- Directed by: Sylvie Boden
- Presented by: Les Dawson
- Country of origin: United Kingdom
- Original language: English
- No. of series: 1
- No. of episodes: 14

Production
- Running time: 30 minutes

Original release
- Network: BBC One
- Release: 30 March – 28 June 1991

= Fast Friends (game show) =

Fast Friends is a short-lived game show that aired for one series on BBC One in 1991. Hosted by Les Dawson, it was an adaptation of an unsold pilot produced for US television in 1984 by Jay Wolpert.

==Gameplay==
Two teams of thirty people sat on stage. Les would ask who they had elected as their team captain and the captains would come up on stage.

Each captain had thirty seconds in order to select four people for their team. The seconds would appear on what Dawson termed 'The Bridge' just above the set. The catch was that the captain had to split the thirty seconds into four different time limits and then choose which friend would answer the question. If they were wrong, they had to select someone else. If they were successful, that friend would be on the team. If they were unsuccessful and the time run out, that friend would not be on the team.

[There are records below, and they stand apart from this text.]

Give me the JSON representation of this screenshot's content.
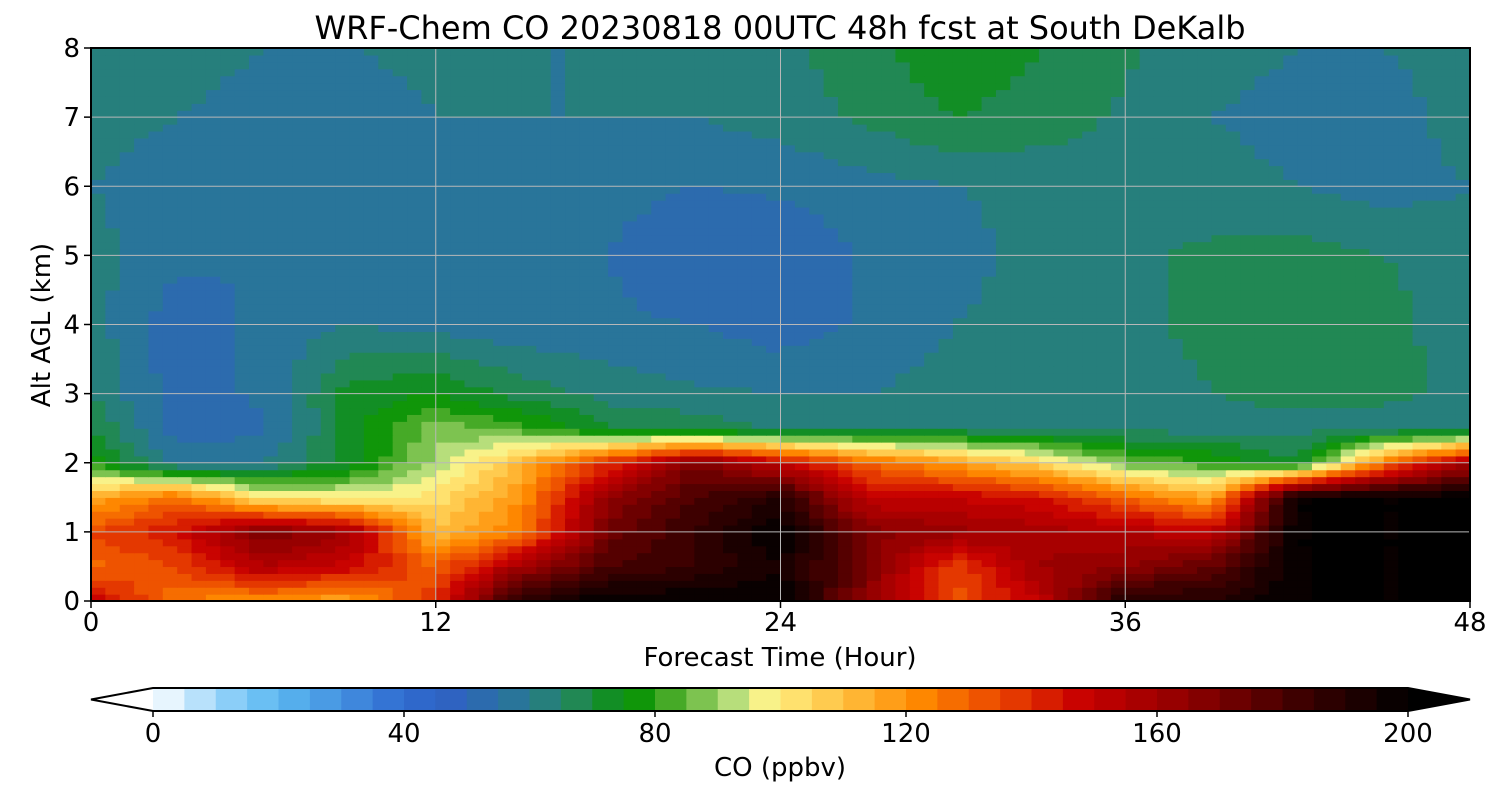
{
  "chart_data": {
    "type": "heatmap",
    "title": "WRF-Chem CO  20230818 00UTC 48h fcst at South DeKalb",
    "xlabel": "Forecast Time (Hour)",
    "ylabel": "Alt AGL (km)",
    "xlim": [
      0,
      48
    ],
    "ylim": [
      0,
      8
    ],
    "xticks": [
      0,
      12,
      24,
      36,
      48
    ],
    "yticks": [
      0,
      1,
      2,
      3,
      4,
      5,
      6,
      7,
      8
    ],
    "grid": true,
    "colorbar": {
      "label": "CO  (ppbv)",
      "min": 0,
      "max": 200,
      "step": 5,
      "ticks": [
        0,
        40,
        80,
        120,
        160,
        200
      ],
      "extend": "both",
      "orientation": "horizontal",
      "stops": [
        {
          "value": 0,
          "color": "#ffffff"
        },
        {
          "value": 12,
          "color": "#8ecff8"
        },
        {
          "value": 20,
          "color": "#5ab8f0"
        },
        {
          "value": 40,
          "color": "#2f6ad0"
        },
        {
          "value": 48,
          "color": "#2f62c0"
        },
        {
          "value": 60,
          "color": "#287a90"
        },
        {
          "value": 70,
          "color": "#1e8c40"
        },
        {
          "value": 76,
          "color": "#009000"
        },
        {
          "value": 84,
          "color": "#56b030"
        },
        {
          "value": 92,
          "color": "#b0dc7a"
        },
        {
          "value": 98,
          "color": "#fff48a"
        },
        {
          "value": 110,
          "color": "#ffc040"
        },
        {
          "value": 122,
          "color": "#ff8a00"
        },
        {
          "value": 136,
          "color": "#e84000"
        },
        {
          "value": 148,
          "color": "#c80000"
        },
        {
          "value": 165,
          "color": "#8e0000"
        },
        {
          "value": 182,
          "color": "#400000"
        },
        {
          "value": 200,
          "color": "#000000"
        }
      ]
    },
    "x": [
      0,
      3,
      6,
      9,
      12,
      15,
      18,
      21,
      24,
      27,
      30,
      33,
      36,
      39,
      42,
      45,
      48
    ],
    "y": [
      0,
      0.5,
      1,
      1.5,
      2,
      2.5,
      3,
      4,
      5,
      6,
      7,
      8
    ],
    "z": [
      [
        150,
        125,
        120,
        115,
        140,
        190,
        200,
        200,
        200,
        165,
        132,
        150,
        192,
        190,
        200,
        200,
        200
      ],
      [
        128,
        135,
        155,
        148,
        130,
        160,
        180,
        185,
        195,
        170,
        135,
        160,
        165,
        175,
        200,
        200,
        200
      ],
      [
        135,
        145,
        170,
        160,
        110,
        125,
        172,
        185,
        200,
        168,
        162,
        158,
        155,
        150,
        200,
        200,
        200
      ],
      [
        115,
        128,
        100,
        98,
        102,
        120,
        165,
        180,
        190,
        150,
        150,
        145,
        130,
        115,
        200,
        200,
        200
      ],
      [
        78,
        58,
        60,
        72,
        92,
        112,
        140,
        170,
        150,
        130,
        118,
        105,
        86,
        80,
        70,
        125,
        160
      ],
      [
        70,
        52,
        54,
        72,
        88,
        82,
        70,
        68,
        64,
        64,
        65,
        64,
        63,
        63,
        63,
        63,
        63
      ],
      [
        65,
        52,
        56,
        72,
        75,
        68,
        63,
        61,
        60,
        60,
        62,
        62,
        63,
        65,
        67,
        66,
        64
      ],
      [
        62,
        52,
        56,
        60,
        58,
        56,
        56,
        55,
        52,
        56,
        60,
        62,
        64,
        66,
        68,
        67,
        62
      ],
      [
        62,
        56,
        55,
        56,
        56,
        55,
        55,
        50,
        50,
        56,
        58,
        62,
        64,
        66,
        67,
        65,
        62
      ],
      [
        60,
        57,
        55,
        56,
        57,
        57,
        57,
        55,
        56,
        58,
        60,
        61,
        63,
        62,
        60,
        58,
        60
      ],
      [
        62,
        60,
        58,
        58,
        60,
        60,
        60,
        60,
        62,
        66,
        70,
        68,
        64,
        60,
        58,
        58,
        62
      ],
      [
        64,
        62,
        60,
        60,
        61,
        60,
        60,
        62,
        64,
        68,
        74,
        70,
        66,
        62,
        60,
        60,
        62
      ]
    ]
  }
}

In the next round, the 'friends' and captains were all asked individual multi-choice questions. If the friends were right, they would stay on the team; if they are wrong, however, they would be sent, in Dawson's words, "off to the dump dock". However, a lifeline was offered, whereby if the captain was correct, the friend remained. The captain was never sent to the Dump Dock, but if he/she gave a wrong answer, he/she had to select a friend to send there. The first captain to lose all his/her friends lost the game, but everyone received a Fast Friends address book to take home.

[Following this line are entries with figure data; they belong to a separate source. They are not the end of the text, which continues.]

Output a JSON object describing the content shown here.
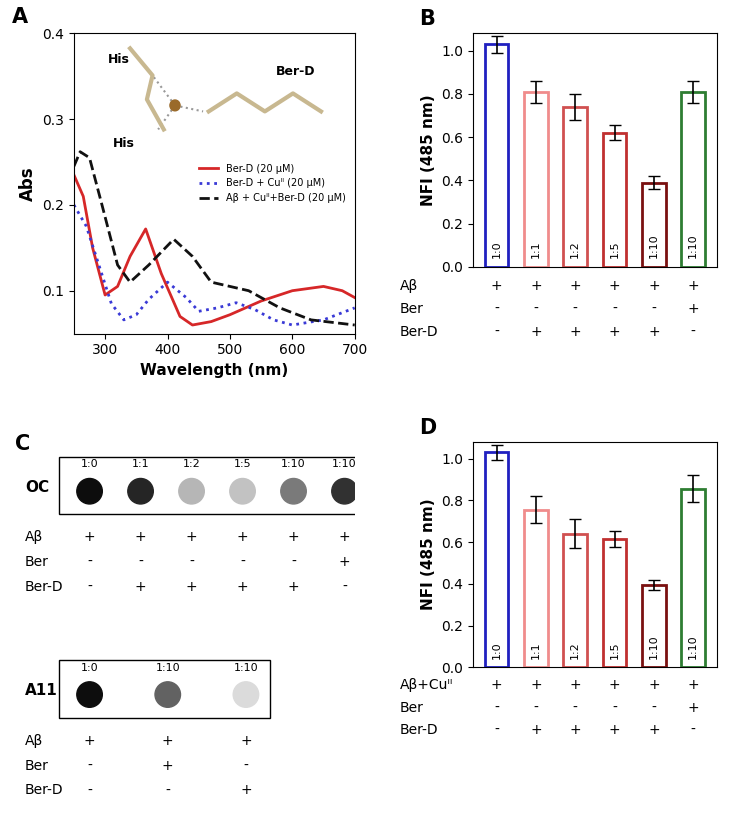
{
  "chart_data": [
    {
      "type": "line",
      "title": "A",
      "x_label": "Wavelength (nm)",
      "y_label": "Abs",
      "xlim": [
        250,
        700
      ],
      "xticks": [
        300,
        400,
        500,
        600,
        700
      ],
      "ylim": [
        0.05,
        0.4
      ],
      "yticks": [
        {
          "value": 0.1,
          "label": "0.1"
        },
        {
          "value": 0.2,
          "label": "0.2"
        },
        {
          "value": 0.3,
          "label": "0.3"
        },
        {
          "value": 0.4,
          "label": "0.4"
        }
      ],
      "legend": "center right",
      "annotations": [
        "His",
        "His",
        "Ber-D"
      ],
      "series": [
        {
          "name": "Ber-D (20 µM)",
          "color": "#d62728",
          "line_style": "solid",
          "x": [
            250,
            265,
            280,
            300,
            320,
            340,
            365,
            390,
            420,
            440,
            470,
            500,
            550,
            600,
            650,
            680,
            700
          ],
          "values": [
            0.235,
            0.21,
            0.15,
            0.095,
            0.105,
            0.14,
            0.172,
            0.12,
            0.07,
            0.06,
            0.064,
            0.072,
            0.088,
            0.1,
            0.105,
            0.1,
            0.092
          ]
        },
        {
          "name": "Ber-D + Cuᴵᴵ (20 µM)",
          "color": "#3a3ad6",
          "line_style": "dotted",
          "x": [
            250,
            270,
            290,
            310,
            330,
            350,
            370,
            400,
            430,
            450,
            480,
            510,
            540,
            570,
            600,
            650,
            700
          ],
          "values": [
            0.2,
            0.175,
            0.13,
            0.085,
            0.066,
            0.072,
            0.09,
            0.11,
            0.092,
            0.076,
            0.08,
            0.086,
            0.078,
            0.066,
            0.06,
            0.066,
            0.08
          ]
        },
        {
          "name": "Aβ + Cuᴵᴵ+Ber-D (20 µM)",
          "color": "#111111",
          "line_style": "dashed",
          "x": [
            250,
            260,
            275,
            295,
            320,
            340,
            370,
            410,
            440,
            470,
            500,
            530,
            580,
            630,
            700
          ],
          "values": [
            0.245,
            0.262,
            0.255,
            0.2,
            0.13,
            0.11,
            0.13,
            0.16,
            0.14,
            0.11,
            0.105,
            0.1,
            0.08,
            0.066,
            0.06
          ]
        }
      ]
    },
    {
      "type": "bar",
      "title": "B",
      "y_label": "NFI (485 nm)",
      "tick_labels": "y",
      "categories": [
        "1:0",
        "1:1",
        "1:2",
        "1:5",
        "1:10",
        "1:10"
      ],
      "values": [
        1.03,
        0.81,
        0.74,
        0.62,
        0.39,
        0.81
      ],
      "errors": [
        0.04,
        0.05,
        0.06,
        0.035,
        0.03,
        0.05
      ],
      "colors": [
        "#2020c0",
        "#f08c8c",
        "#d05050",
        "#c03030",
        "#7a1010",
        "#2e7d32"
      ],
      "ylim": [
        0,
        1.08
      ],
      "yticks": [
        {
          "value": 0,
          "label": "0.0"
        },
        {
          "value": 0.2,
          "label": "0.2"
        },
        {
          "value": 0.4,
          "label": "0.4"
        },
        {
          "value": 0.6,
          "label": "0.6"
        },
        {
          "value": 0.8,
          "label": "0.8"
        },
        {
          "value": 1,
          "label": "1.0"
        }
      ],
      "rows": [
        {
          "name": "Aβ",
          "signs": [
            "+",
            "+",
            "+",
            "+",
            "+",
            "+"
          ]
        },
        {
          "name": "Ber",
          "signs": [
            "-",
            "-",
            "-",
            "-",
            "-",
            "+"
          ]
        },
        {
          "name": "Ber-D",
          "signs": [
            "-",
            "+",
            "+",
            "+",
            "+",
            "-"
          ]
        }
      ]
    },
    {
      "type": "dot_blot",
      "title": "C",
      "blots": [
        {
          "name": "OC",
          "categories": [
            "1:0",
            "1:1",
            "1:2",
            "1:5",
            "1:10",
            "1:10"
          ],
          "intensity": [
            1.0,
            0.9,
            0.3,
            0.25,
            0.55,
            0.85
          ],
          "rows": [
            {
              "name": "Aβ",
              "signs": [
                "+",
                "+",
                "+",
                "+",
                "+",
                "+"
              ]
            },
            {
              "name": "Ber",
              "signs": [
                "-",
                "-",
                "-",
                "-",
                "-",
                "+"
              ]
            },
            {
              "name": "Ber-D",
              "signs": [
                "-",
                "+",
                "+",
                "+",
                "+",
                "-"
              ]
            }
          ]
        },
        {
          "name": "A11",
          "categories": [
            "1:0",
            "1:10",
            "1:10"
          ],
          "intensity": [
            1.0,
            0.65,
            0.15
          ],
          "rows": [
            {
              "name": "Aβ",
              "signs": [
                "+",
                "+",
                "+"
              ]
            },
            {
              "name": "Ber",
              "signs": [
                "-",
                "+",
                "-"
              ]
            },
            {
              "name": "Ber-D",
              "signs": [
                "-",
                "-",
                "+"
              ]
            }
          ]
        }
      ]
    },
    {
      "type": "bar",
      "title": "D",
      "y_label": "NFI (485 nm)",
      "tick_labels": "y",
      "categories": [
        "1:0",
        "1:1",
        "1:2",
        "1:5",
        "1:10",
        "1:10"
      ],
      "values": [
        1.03,
        0.755,
        0.64,
        0.615,
        0.395,
        0.855
      ],
      "errors": [
        0.035,
        0.065,
        0.07,
        0.04,
        0.025,
        0.065
      ],
      "colors": [
        "#2020c0",
        "#f08c8c",
        "#d05050",
        "#c03030",
        "#7a1010",
        "#2e7d32"
      ],
      "ylim": [
        0,
        1.08
      ],
      "yticks": [
        {
          "value": 0,
          "label": "0.0"
        },
        {
          "value": 0.2,
          "label": "0.2"
        },
        {
          "value": 0.4,
          "label": "0.4"
        },
        {
          "value": 0.6,
          "label": "0.6"
        },
        {
          "value": 0.8,
          "label": "0.8"
        },
        {
          "value": 1,
          "label": "1.0"
        }
      ],
      "rows": [
        {
          "name": "Aβ+Cuᴵᴵ",
          "signs": [
            "+",
            "+",
            "+",
            "+",
            "+",
            "+"
          ]
        },
        {
          "name": "Ber",
          "signs": [
            "-",
            "-",
            "-",
            "-",
            "-",
            "+"
          ]
        },
        {
          "name": "Ber-D",
          "signs": [
            "-",
            "+",
            "+",
            "+",
            "+",
            "-"
          ]
        }
      ]
    }
  ]
}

In the final round, the winning captain was joined by all his/her friends once again and they were given a selection of answers to a question on the video wall. Only one of the answers was incorrect and this must be avoided in order to ensure victory. Each of the friends would suggest an answer and the captain would decide whether to go with it or choose an alternative answer. If the team could choose all the correct answers, the captain won a holiday; otherwise, everyone won a mini-TV and of course the address book. The captain also won £25 for each correct answer, and the friends who gave correct answers that the captain accepted also won £25.

==American version==
The original unsold pilot was shot on 28 November 1984 hosted by Bob Goen. Additionally, unlike the British version with thirty people, the American version consisted of thirty-two audience members instead.